Adam Goldberg plays atonal musician Adrian Jacobs, a talented pianist who generally has little interest in playing straightforward pieces and who takes his experimental music very seriously. The film to its credit takes it fairly seriously too -- oddly I found myself appreciating and sometimes even enjoying his soundscapes -- even while still showing his insufferable side.
Adrian's brother Josh (Eion Bailey, who played Jann Wenner in Almost Famous and is from my home county, Santa Barbara) is a painter whose works are bland but colorful, "peppy/happy" and popular, to Adrian's disdain they hang on hotel lobby walls, while he seems to get off on making music that is purposely unapproachable. While clearly the film sees Adrian as pretentious, even insufferably so at times, Parker understands the point of view of an artist with scruples, and Goldberg manages to make the brooding artist both sympathetic and earnest without caricature. He allows his Adrian no sense of humor, but that deadpan approach makes some of the scenes all the more humorous.

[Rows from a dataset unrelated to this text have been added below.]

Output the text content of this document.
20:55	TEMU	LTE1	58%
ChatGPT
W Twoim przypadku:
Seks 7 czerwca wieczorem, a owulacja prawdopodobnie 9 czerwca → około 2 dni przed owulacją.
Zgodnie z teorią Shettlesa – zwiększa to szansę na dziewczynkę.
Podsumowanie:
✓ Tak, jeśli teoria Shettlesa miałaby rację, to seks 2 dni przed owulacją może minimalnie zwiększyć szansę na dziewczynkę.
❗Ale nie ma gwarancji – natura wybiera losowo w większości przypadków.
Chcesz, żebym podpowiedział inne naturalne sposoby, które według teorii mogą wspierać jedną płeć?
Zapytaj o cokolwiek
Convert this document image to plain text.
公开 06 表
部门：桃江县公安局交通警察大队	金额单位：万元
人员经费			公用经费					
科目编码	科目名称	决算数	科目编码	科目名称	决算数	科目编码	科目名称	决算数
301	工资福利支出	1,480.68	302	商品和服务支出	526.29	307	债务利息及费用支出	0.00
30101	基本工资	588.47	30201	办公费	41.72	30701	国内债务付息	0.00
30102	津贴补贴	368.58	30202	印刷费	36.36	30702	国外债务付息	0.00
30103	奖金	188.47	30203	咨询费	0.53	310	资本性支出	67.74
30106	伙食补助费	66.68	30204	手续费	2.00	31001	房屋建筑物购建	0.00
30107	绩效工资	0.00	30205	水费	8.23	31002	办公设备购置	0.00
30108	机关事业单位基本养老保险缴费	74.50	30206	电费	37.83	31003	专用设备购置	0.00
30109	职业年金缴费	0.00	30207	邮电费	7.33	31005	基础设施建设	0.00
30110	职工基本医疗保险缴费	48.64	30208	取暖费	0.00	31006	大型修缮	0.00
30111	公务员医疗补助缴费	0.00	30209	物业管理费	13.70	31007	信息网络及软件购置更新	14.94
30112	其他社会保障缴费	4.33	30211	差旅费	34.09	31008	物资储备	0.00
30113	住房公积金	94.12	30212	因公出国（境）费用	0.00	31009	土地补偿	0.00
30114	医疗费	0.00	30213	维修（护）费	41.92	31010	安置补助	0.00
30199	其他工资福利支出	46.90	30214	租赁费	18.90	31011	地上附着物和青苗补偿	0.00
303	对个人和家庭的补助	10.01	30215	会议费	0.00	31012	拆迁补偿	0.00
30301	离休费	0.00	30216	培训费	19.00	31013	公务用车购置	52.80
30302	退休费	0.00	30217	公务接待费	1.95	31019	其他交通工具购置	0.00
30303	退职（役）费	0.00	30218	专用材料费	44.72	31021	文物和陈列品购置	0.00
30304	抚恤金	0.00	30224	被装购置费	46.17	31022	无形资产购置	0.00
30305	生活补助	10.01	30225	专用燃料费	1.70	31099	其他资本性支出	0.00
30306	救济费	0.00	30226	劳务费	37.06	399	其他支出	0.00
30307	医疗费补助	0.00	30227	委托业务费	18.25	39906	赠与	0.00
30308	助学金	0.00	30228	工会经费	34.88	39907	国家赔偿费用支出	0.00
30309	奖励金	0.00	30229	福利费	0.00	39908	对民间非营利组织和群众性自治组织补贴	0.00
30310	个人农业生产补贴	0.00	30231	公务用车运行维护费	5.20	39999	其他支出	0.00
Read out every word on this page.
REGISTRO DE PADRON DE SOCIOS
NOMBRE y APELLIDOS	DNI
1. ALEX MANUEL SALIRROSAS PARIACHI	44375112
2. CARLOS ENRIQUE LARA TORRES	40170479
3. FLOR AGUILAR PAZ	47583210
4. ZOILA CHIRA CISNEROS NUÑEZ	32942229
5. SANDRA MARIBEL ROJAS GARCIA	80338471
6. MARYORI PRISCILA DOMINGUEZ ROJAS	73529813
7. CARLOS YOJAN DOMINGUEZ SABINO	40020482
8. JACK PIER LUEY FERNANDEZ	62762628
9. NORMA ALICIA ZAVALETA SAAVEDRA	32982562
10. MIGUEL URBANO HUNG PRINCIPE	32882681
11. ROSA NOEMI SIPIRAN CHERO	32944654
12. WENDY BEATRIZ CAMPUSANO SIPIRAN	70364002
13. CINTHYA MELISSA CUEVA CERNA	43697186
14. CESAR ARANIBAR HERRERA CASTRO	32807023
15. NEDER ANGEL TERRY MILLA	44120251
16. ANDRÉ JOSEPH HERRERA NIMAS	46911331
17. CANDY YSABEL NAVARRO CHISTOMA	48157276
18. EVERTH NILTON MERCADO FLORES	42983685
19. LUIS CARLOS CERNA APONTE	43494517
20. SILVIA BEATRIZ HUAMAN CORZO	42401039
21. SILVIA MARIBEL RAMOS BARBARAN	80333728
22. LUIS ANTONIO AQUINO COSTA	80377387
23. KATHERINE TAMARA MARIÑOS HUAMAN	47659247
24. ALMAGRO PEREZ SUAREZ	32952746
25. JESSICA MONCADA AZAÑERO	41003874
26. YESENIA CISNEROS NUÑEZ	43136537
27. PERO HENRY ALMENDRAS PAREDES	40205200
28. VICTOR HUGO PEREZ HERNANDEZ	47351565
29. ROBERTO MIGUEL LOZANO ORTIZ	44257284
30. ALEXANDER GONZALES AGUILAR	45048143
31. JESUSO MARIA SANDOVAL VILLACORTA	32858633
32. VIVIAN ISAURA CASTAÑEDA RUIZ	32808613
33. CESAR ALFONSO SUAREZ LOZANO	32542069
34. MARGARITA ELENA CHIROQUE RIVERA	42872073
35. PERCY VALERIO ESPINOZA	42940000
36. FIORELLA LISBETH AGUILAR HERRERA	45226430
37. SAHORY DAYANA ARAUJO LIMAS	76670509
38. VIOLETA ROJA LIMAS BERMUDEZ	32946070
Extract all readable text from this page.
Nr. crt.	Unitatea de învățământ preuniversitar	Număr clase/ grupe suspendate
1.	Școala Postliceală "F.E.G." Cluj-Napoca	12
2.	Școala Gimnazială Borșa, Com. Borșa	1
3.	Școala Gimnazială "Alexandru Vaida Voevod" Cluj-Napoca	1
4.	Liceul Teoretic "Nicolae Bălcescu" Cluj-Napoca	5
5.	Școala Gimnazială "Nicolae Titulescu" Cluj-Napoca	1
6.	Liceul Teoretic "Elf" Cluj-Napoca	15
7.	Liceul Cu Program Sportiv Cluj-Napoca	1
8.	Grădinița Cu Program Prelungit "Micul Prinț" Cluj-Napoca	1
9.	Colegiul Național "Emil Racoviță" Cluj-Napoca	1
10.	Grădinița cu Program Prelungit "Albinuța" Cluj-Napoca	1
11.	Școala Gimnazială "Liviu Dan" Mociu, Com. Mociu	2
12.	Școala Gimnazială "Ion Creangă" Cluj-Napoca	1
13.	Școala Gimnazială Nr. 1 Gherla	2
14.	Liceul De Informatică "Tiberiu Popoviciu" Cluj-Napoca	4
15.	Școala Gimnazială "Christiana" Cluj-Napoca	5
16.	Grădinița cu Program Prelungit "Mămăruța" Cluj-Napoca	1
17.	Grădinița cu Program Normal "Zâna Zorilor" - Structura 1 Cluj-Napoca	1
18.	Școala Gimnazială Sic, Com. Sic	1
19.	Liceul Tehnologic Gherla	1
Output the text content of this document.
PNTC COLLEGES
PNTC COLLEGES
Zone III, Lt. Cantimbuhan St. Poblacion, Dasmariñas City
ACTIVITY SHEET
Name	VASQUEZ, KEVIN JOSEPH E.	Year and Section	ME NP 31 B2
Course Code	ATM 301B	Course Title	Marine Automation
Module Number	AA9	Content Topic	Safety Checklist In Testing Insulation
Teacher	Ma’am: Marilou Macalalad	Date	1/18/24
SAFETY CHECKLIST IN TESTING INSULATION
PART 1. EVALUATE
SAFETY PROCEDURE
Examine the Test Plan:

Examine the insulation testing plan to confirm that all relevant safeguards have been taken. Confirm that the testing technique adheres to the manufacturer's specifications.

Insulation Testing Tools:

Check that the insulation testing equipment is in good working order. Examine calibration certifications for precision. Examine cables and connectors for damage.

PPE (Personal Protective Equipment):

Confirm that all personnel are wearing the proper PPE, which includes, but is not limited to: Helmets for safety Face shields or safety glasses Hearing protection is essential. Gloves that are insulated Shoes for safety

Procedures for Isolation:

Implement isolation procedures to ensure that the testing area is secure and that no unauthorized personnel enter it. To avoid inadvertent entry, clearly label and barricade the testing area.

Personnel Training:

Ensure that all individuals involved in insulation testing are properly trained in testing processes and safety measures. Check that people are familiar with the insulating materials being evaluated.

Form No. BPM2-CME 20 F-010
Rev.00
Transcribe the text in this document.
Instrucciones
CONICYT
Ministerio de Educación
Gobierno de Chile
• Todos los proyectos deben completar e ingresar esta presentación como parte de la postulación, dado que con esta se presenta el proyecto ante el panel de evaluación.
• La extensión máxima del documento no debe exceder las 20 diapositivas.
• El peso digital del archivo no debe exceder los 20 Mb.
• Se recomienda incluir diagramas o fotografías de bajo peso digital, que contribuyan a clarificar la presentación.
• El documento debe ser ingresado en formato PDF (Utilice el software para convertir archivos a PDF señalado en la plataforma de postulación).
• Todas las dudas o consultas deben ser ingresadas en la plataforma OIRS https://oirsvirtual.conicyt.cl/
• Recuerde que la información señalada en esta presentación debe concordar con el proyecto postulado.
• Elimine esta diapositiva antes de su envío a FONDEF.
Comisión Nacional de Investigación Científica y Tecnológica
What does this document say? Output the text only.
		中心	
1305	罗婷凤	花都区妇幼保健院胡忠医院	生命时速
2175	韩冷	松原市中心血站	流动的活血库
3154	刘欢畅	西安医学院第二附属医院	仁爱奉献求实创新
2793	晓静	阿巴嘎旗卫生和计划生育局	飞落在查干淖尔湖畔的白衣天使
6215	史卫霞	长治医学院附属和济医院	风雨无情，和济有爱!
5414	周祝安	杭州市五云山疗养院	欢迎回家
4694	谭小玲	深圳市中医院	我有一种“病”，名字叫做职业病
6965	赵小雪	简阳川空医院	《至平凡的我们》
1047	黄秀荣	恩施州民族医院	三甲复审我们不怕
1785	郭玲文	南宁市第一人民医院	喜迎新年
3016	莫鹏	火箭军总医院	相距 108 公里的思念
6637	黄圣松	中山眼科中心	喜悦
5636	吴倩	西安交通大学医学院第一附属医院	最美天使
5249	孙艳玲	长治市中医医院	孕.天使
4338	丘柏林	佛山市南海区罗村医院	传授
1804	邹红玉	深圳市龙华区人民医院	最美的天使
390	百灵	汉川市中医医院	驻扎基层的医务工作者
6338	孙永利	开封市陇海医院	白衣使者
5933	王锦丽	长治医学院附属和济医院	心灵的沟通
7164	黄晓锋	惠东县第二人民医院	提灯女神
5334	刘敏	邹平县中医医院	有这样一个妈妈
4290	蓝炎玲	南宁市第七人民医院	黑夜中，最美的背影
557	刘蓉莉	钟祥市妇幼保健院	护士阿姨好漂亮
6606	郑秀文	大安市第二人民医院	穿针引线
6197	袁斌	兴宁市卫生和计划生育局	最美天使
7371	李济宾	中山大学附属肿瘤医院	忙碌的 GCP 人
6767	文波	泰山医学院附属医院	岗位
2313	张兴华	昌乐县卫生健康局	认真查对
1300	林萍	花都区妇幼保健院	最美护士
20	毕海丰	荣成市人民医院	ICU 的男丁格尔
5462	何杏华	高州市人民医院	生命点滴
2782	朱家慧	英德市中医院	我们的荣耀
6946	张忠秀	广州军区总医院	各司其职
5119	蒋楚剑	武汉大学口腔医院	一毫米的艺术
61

In a scene both genuinely amusing and sexy, the art gallery owner Madeline (Marley Shelton, Heather Graham-ish but lovely in her own right) and Adrian undress in a crazed frenzy of complicated clothing, hers full of random zippers and pieces. In a laugh out loud moment Adrian discovers Madeline's booksmart glasses look is a complete affectation. In fact, the middle of the film is where it really finds its comic stride, especially a riotous scene where Adrian's clarinetist (British actress Lucy Punch, whose facial expressions are priceless) is clumsily romanced by an awkward wealthy art collector (Zak Orth); or when Madeline and Adrian visit a sociophobic artist whose work is so simple-minded it's practically nonexistent.
It's also great to see Vinnie Jones, renowned for many an "Oi!" kind of role in British action films, get a shot at playing a bit against type as a famous artist specializing in taxidermic pieces that he doesn't even do himself. He plays the character subtle but appropriately arrogant. Veteran character actor Ben Hammer (his career spans 50 years) has a lovely cameo as famed experimental composer Morton Cabot, so realistically portrayed and presented that if you didn't know better you'd swear he was a real person. Look fast, too, for David Cale (composer/singer/actor) and singer Dean Wareham (of Galaxie 500 fame) as music critics at a concert.
The film loses a little bit of momentum in its final third but wraps things up perfectly in my estimation -- not neatly, not tidily, mind you, because provocative art rarely is, but full of satisfaction, nonetheless.
The DVD, alas, offers no extras, so the film itself will have to suffice, Maybe its makers were worried audio commentary would come off as too pretentious.